The main spots to drink and dance the night away are found on where you'd expect them: Aruba caters to the young, hip crowd, with a laundry list of places to make the scene. Caribbean night clubs don"t get much more raucous than those in the main tourist areas of Jamaica, and most every night you can find somewhere playing reggae music until long after the sun comes up. You'd think the locals would get tired of Bob Marley everywhere, but there seems to be little indication that this is the case. Puerto Rico is often overlooked as a prime night spot, but dropping prices have begun to lure many of the spring breakers that normally would've continued further south to Aruba. The Dominican Republic is beginning to stake its claim as a fun place to party, with rollicking clubs staying open until 6 am in Santo Domingo. Cuba comes alive after midnight – and here is where many stateside travelers really cut loose. It"s hard to tell whether this is due to the inherently 'naughty' stigma attached to Cuban travel or from the waves of relief felt after finally cutting through all the red tape necessary to arrive in Havana. Probably both.

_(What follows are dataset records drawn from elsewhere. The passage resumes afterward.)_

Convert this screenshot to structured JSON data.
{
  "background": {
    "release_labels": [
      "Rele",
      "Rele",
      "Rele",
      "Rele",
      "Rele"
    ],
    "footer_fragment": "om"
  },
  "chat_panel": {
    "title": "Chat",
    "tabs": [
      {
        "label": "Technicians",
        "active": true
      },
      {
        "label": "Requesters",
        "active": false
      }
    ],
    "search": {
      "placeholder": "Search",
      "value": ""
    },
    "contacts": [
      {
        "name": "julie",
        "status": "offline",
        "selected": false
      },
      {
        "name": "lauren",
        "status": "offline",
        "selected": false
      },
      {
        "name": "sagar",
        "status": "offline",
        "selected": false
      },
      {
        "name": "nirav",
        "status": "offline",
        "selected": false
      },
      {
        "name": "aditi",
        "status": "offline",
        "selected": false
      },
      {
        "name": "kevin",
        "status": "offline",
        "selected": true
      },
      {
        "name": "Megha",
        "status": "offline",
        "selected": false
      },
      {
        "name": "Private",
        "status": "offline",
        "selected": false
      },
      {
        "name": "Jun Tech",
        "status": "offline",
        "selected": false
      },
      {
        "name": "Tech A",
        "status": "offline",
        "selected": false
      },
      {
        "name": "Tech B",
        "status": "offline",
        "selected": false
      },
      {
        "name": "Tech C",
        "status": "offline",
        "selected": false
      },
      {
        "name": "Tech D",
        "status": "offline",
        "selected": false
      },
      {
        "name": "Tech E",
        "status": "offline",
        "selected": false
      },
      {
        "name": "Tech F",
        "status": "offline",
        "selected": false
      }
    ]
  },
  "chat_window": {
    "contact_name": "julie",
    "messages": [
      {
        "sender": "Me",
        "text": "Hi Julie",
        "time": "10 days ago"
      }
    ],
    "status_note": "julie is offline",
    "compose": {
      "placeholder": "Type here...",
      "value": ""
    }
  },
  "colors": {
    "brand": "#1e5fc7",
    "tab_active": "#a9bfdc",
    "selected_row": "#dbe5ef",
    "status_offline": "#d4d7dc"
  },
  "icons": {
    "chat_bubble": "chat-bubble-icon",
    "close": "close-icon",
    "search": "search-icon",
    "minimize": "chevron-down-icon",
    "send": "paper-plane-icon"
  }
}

Another main selling point to a vacation is the many fine casinos in the Caribbean. Though gambling is illegal on more than a few more islands, many of the world's most impressive casinos can be found on these tiny islands. Aruba is definitely the most famous for its Caribbean casinos, though they are only slightly better than most found on the Dutch islands. Still, the west coast of the island is chock full of architectural wonders that just so happen to accept wagers inside. St. Maarten has laid out a glittering array of them to compete for the tourist dollar with St. Martin. The Great Bay and Sonesta Maho Beach are wonderful examples of all the glitz and excitement of Vegas found in the casinos in the Caribbean. The Dominican casino of Atlantis is possibly the most upscale of all. Jamaica has some of the better casinos in the Caribbean, with the added bonus that they are often less packed than many others found on neighboring islands, since it's widely accepted that if you are going to bother gambling, you'd be wise to hit one of the Dutch islands. Guadeloupe, Antigua, Curacao, Puerto Rico and Martinique also have places to gamble away your time, but they are rarely of the same quality as other Caribbean casinos.